Elton quería que fuera a tocar con él en el Madison Square Garden. Es un músico que admiro, un pianista fabuloso, y también un amigo. Además, es el padrino de Sean. Su propuesta me tentaba, pero me angustiaba terriblemente la idea de cantar en público. Era capaz de vomitar en un concierto. Nunca tuve confianza en mí. Y entonces me sentía más frágil que lo habitual. Había pasado semanas huyendo de la verdad: extrañaba a Yoko más y más. Era un sufrimiento que mantenía en la penumbra. May me hablaba de proyectos para el futuro, y yo decía que sí. Pero quería discutir de todo eso con Yoko. Quería que ella decidiera por mí, que ella me dijera qué hacer. Le dejaba mensajes todos los días. Le suplicaba que me aceptara de vuelta. Era la mujer de mi vida, y mi vida estaba lejos de haber terminado. ¿Cómo había podido pensar que podría vivir sin ella? Me respondía que yo no estaba listo todavía. Que no era el mejor momento. Estaba obsesionada con la numerología y no tomaba la menor decisión sin haber consultado con su numeróloga. Mi destino entonces estaba marcado por las estrellas.
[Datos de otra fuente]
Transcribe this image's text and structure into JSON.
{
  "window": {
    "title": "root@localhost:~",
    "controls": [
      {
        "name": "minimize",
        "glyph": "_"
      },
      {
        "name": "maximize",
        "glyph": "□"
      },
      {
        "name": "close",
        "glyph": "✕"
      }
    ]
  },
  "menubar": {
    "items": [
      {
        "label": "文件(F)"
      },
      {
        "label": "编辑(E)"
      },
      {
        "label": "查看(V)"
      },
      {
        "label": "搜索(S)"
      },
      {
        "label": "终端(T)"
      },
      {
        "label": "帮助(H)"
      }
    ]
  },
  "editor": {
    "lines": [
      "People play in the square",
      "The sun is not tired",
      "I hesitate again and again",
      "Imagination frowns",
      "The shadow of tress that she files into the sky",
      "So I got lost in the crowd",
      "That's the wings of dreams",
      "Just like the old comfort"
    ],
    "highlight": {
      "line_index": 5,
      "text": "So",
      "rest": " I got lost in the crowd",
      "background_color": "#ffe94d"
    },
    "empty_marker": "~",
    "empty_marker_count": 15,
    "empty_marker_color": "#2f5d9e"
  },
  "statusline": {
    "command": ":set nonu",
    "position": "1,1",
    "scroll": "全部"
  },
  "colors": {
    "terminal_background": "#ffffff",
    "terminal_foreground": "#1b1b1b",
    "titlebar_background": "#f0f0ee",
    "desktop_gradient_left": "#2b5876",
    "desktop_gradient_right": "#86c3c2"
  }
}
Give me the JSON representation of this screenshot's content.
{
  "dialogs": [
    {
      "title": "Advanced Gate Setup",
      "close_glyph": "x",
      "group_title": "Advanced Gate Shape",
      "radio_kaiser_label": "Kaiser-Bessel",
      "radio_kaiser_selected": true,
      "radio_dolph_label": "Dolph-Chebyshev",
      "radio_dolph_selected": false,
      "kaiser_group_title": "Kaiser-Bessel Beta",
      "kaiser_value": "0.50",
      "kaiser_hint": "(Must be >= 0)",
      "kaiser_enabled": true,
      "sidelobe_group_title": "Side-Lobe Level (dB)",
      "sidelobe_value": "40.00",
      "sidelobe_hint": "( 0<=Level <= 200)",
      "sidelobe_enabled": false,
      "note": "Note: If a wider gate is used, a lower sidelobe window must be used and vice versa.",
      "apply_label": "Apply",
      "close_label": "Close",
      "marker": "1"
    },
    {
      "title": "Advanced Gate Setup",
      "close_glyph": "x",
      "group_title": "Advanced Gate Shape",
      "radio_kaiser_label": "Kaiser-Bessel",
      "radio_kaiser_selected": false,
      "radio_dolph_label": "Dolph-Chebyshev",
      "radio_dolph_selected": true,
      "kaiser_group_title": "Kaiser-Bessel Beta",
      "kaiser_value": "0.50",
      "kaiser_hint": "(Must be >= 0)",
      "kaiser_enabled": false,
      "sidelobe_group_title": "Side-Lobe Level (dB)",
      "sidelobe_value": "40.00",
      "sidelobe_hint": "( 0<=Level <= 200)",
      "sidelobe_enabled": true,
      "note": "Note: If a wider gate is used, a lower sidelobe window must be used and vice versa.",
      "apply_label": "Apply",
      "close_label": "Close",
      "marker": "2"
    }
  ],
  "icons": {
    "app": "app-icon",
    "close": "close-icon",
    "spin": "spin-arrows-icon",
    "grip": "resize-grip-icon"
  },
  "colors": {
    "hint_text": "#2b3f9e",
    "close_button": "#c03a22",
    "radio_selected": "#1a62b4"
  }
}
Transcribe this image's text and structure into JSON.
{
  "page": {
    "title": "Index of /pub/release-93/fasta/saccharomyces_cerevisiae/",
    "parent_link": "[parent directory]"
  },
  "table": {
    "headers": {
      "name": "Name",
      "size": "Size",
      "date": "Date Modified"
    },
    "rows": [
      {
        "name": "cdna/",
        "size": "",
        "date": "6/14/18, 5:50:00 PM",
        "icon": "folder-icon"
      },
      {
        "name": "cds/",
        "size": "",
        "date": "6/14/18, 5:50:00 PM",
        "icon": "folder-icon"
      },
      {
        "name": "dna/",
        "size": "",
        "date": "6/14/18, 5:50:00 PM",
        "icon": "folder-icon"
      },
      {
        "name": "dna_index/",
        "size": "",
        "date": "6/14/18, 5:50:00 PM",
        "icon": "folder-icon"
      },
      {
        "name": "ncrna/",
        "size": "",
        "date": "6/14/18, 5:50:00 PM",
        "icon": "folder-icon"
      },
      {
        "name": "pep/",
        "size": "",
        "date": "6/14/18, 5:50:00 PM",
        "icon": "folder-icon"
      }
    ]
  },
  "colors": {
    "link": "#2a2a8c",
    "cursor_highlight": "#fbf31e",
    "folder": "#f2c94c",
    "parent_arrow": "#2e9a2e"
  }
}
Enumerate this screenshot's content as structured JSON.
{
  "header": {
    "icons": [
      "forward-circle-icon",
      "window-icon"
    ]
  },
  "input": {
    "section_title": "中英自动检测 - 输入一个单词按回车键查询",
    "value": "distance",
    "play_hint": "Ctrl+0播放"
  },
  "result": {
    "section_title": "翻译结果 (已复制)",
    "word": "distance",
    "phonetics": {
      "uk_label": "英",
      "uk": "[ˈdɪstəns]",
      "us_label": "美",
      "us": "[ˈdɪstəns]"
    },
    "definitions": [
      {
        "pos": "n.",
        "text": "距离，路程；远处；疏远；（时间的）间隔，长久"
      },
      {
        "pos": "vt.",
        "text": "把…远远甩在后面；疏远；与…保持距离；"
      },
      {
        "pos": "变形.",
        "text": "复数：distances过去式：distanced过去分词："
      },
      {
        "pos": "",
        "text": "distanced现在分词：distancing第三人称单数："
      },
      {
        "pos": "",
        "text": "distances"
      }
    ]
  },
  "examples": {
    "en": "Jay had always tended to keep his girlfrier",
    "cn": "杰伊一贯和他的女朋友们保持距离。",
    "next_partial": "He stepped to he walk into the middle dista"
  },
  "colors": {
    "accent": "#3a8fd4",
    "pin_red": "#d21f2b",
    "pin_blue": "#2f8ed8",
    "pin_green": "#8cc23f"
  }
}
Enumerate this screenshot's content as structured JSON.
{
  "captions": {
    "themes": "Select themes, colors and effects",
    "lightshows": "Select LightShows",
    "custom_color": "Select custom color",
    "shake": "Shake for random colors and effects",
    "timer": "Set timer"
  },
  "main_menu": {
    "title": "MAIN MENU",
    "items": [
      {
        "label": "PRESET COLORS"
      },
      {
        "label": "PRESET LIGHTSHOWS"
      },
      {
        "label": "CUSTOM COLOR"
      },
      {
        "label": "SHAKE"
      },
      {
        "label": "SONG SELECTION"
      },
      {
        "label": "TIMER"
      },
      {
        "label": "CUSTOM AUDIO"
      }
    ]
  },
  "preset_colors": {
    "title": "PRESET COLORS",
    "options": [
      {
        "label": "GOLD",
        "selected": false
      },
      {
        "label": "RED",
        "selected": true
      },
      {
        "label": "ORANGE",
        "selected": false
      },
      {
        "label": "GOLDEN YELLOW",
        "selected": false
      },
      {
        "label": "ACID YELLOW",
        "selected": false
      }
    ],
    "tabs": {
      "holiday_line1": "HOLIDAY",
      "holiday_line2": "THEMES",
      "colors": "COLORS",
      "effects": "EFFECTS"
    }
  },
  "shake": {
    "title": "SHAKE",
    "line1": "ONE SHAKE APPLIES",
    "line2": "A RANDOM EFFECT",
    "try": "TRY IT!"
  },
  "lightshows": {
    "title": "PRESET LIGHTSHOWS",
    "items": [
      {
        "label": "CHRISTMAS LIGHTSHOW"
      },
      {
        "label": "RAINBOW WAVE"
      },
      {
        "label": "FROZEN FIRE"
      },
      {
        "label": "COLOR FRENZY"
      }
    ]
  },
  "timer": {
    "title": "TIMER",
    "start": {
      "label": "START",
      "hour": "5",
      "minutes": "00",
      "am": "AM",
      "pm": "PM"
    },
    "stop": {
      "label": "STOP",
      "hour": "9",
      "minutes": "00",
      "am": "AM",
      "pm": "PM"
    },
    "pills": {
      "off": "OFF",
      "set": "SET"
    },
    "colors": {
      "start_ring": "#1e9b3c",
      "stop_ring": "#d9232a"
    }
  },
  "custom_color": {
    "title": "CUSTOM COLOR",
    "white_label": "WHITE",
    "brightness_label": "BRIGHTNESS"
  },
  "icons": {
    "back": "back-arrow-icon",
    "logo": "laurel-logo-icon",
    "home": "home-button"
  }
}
May veía hasta qué punto yo era cambiante. Podía estar alegre a la noche y a la mañana siguiente despertarme con el cuerpo atravesado por la incertidumbre. Me quedaba horas frente al televisor, obsesionado con las publicidades. Ella me daba mucho, pero no colmaba el agujero abierto por la ausencia de Yoko. Insistió para que aceptara la propuesta de Elton. Hizo bien. Fue una ocasión extraordinaria. Aunque no por ella. En el escenario interpreté tres canciones, una de ellas «I Saw Her Standing There». Cantarla era una doble señal de pacificación: con mi pasado que tanto había calumniado, y con Paul, pues era una de sus composiciones. Me conmovió mucho interpretarla. Quería decir que ponía fin oficialmente a nuestra guerra. Y de modo inconsciente también quería decir que yo hacía las paces con mi pasado. Era una señal que mandaba, y sería recompensado. En la multitud, perdida entre todas las caras, estaba la que yo esperaba. Yoko estaba ahí, y yo no lo sabía. Después del concierto vino a verme, con una rosa en la mano. Y esa rosa significaba: John, puedes volver.
Nos reencontrábamos, y era más fuerte aún que nuestro primer encuentro. Volvimos a casa e hicimos el amor. Me quedé pegado a mi mujer durante horas. No pensaba en May, que debía estar loca de preocupación. Ya no existía nada: ni nuestro pasado ni nuestros proyectos. Yoko la llamó al día siguiente, y le dijo simplemente: «Retomé a John». Alguien fue a buscar mis cosas. Me doy cuenta de lo violento que debió de ser. Pero era así. Cuando Yoko estaba ahí, el mundo entero podía desangrarse que no me importaba. Más adelante volví a ver en secreto a May una o dos veces. Me dijo lo brutal que había sido Yoko. La tomé en mis brazos porque no sabía qué decir. Había experimentado sentimientos sinceros hacia ella. Pero ya no era mi problema. Era su vida. No podía cargar con otros. Tenía demasiado conmigo. Con Yoko y yo. La dejamos ahí, y por supuesto no podíamos volver a tenerla de asistente. De un día para otro, se encontró sin nada.[10] Y eso no tenía ninguna importancia para nosotros, que lo teníamos todo. Y tendríamos algo más que todo: un hijo.